IntentCUA: Learning Intent-level Representations for Skill Abstraction and Multi-Agent Planning in Computer-Use Agents
arXiv:2602.17049v1 Announce Type: new Abstract: Computer-use agents operate over long horizons under noisy perception, multi-window contexts, evolving environment states. Existing approaches, from RL-based planners to trajectory retrieval, often drift from user intent and repeatedly solve routine subproblems, leading to error accumulation and inefficiency. We present IntentCUA, a multi-agent computer-use framework designed to stabilize long-horizon execution through intent-aligned plan memory. A Planner, Plan-Optimizer, and Critic coordinate over shared memory that abstracts raw interaction traces into multi-view intent representations and reusable skills. At runtime, intent prototypes retrieve subgroup-aligned skills and inject them into partial plans, reducing redundant re-planning and mitigating error propagation across desktop applications. In end-to-end evaluations, IntentCUA achieved a 74.83% task success rate with a Step Efficiency Ratio of 0.91, outperforming RL-based and traj
arXiv:2602.17049v1 Announce Type: new Abstract: Computer-use agents operate over long horizons under noisy perception, multi-window contexts, evolving environment states. Existing approaches, from RL-based planners to trajectory retrieval, often drift from user intent and repeatedly solve routine subproblems, leading to error accumulation and inefficiency. We present IntentCUA, a multi-agent computer-use framework designed to stabilize long-horizon execution through intent-aligned plan memory. A Planner, Plan-Optimizer, and Critic coordinate over shared memory that abstracts raw interaction traces into multi-view intent representations and reusable skills. At runtime, intent prototypes retrieve subgroup-aligned skills and inject them into partial plans, reducing redundant re-planning and mitigating error propagation across desktop applications. In end-to-end evaluations, IntentCUA achieved a 74.83% task success rate with a Step Efficiency Ratio of 0.91, outperforming RL-based and trajectory-centric baselines. Ablations show that multi-view intent abstraction and shared plan memory jointly improve execution stability, with the cooperative multi-agent loop providing the largest gains on long-horizon tasks. These results highlight that system-level intent abstraction and memory-grounded coordination are key to reliable and efficient desktop automation in large, dynamic environments.
Executive Summary
The article introduces IntentCUA, a novel multi-agent framework for computer-use agents that stabilizes long-horizon execution through intent-aligned plan memory. By abstracting raw interaction traces into multi-view intent representations and reusable skills, IntentCUA achieves a 74.83% task success rate and outperforms existing baselines.
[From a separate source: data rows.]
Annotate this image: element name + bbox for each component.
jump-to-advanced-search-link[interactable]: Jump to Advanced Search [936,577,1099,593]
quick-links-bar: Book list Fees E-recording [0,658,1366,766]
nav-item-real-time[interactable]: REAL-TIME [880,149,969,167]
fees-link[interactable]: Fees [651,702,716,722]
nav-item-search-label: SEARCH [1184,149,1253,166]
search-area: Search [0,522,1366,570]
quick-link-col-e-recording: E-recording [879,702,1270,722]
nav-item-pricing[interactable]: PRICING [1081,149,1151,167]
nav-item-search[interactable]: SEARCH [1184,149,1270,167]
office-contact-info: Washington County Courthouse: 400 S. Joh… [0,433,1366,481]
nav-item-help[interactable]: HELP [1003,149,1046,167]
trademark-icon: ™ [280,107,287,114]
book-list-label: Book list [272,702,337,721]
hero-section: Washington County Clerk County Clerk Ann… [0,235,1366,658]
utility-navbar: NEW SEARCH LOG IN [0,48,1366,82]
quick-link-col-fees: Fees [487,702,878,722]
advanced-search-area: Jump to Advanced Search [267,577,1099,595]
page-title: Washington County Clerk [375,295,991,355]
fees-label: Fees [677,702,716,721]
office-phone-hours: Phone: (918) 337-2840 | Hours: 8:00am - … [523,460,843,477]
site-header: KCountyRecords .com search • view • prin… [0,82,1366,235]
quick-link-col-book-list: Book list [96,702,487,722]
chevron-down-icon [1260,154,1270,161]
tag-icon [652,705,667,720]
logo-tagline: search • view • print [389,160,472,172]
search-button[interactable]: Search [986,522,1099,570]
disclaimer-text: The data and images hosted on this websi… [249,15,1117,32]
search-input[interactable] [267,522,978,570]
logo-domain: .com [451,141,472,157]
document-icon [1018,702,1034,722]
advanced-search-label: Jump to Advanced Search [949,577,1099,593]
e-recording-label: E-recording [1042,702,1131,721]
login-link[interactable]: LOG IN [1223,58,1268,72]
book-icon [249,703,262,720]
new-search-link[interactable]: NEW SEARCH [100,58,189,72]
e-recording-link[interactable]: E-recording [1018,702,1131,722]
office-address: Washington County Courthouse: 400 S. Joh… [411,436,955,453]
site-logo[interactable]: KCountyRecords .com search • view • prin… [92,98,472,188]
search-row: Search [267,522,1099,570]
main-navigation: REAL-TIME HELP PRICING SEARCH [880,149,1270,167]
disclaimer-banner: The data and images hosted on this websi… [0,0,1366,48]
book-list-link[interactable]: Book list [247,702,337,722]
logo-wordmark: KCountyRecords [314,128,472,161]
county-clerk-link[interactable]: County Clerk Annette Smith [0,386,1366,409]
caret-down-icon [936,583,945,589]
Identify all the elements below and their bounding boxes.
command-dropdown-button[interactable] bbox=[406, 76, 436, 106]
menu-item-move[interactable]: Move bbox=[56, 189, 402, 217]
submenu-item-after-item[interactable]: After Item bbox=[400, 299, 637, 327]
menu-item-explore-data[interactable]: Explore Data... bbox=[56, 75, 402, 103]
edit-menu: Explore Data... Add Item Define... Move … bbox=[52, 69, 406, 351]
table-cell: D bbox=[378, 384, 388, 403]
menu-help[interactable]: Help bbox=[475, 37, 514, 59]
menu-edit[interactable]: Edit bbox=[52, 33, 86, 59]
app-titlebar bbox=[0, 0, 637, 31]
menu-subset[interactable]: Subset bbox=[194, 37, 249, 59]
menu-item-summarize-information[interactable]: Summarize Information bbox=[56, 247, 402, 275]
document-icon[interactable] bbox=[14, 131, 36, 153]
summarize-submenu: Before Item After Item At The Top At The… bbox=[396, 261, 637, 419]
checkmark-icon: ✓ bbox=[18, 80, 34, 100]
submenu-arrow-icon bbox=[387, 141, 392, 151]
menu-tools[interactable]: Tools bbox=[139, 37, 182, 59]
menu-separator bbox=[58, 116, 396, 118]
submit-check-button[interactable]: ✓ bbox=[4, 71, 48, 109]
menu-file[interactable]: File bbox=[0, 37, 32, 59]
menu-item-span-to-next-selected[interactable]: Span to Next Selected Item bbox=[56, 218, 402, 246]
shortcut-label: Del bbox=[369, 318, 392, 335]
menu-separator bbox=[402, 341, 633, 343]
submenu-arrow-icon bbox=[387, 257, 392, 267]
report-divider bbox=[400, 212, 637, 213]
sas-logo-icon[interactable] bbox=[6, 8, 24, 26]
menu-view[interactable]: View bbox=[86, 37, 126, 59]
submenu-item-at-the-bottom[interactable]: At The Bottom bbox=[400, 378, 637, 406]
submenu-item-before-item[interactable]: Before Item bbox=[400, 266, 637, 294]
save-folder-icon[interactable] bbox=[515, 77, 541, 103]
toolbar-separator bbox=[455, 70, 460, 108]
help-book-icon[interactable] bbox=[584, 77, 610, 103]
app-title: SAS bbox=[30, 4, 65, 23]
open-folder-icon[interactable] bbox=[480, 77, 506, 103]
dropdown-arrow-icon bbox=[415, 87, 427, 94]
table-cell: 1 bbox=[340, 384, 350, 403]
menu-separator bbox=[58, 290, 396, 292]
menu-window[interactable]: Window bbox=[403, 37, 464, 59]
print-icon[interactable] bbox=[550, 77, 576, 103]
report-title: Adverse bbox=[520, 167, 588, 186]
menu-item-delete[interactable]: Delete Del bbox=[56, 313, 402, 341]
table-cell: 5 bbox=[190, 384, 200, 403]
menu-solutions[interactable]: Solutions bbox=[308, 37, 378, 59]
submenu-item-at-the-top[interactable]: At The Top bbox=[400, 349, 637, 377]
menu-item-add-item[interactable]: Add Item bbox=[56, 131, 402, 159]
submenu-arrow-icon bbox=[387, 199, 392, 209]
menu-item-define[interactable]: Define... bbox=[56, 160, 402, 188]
The framework's cooperative multi-agent loop and shared plan memory are key to reliable and efficient desktop automation in large, dynamic environments.
Key Points
- ▸ IntentCUA framework for computer-use agents
- ▸ Intent-aligned plan memory for long-horizon execution
- ▸ Multi-view intent representations and reusable skills
Merits
Improved Task Success Rate
IntentCUA achieves a higher task success rate compared to existing baselines, demonstrating its effectiveness in stabilizing long-horizon execution.
Efficient Execution
The framework's shared plan memory and cooperative multi-agent loop reduce redundant re-planning and mitigate error propagation, resulting in more efficient execution.
Demerits
Complexity
The IntentCUA framework may introduce additional complexity due to its multi-agent architecture and shared plan memory, potentially making it more challenging to implement and maintain.
Expert Commentary
The IntentCUA framework represents a significant advancement in the field of computer-use agents, demonstrating the potential of intent-aligned plan memory and multi-agent planning to improve the efficiency and reliability of autonomous systems. The framework's ability to abstract raw interaction traces into multi-view intent representations and reusable skills is particularly noteworthy, as it enables the system to adapt to changing environments and user needs. However, further research is needed to fully realize the potential of IntentCUA and to address the potential challenges and limitations associated with its implementation.
Recommendations
- ✓ Further research should be conducted to explore the applicability of IntentCUA to various domains and to investigate the potential benefits and challenges of its implementation.
- ✓ Developers and policymakers should consider the potential implications of IntentCUA and other autonomous systems on employment, the economy, and society as a whole, and should work to ensure that these systems are designed and deployed in a responsible and transparent manner.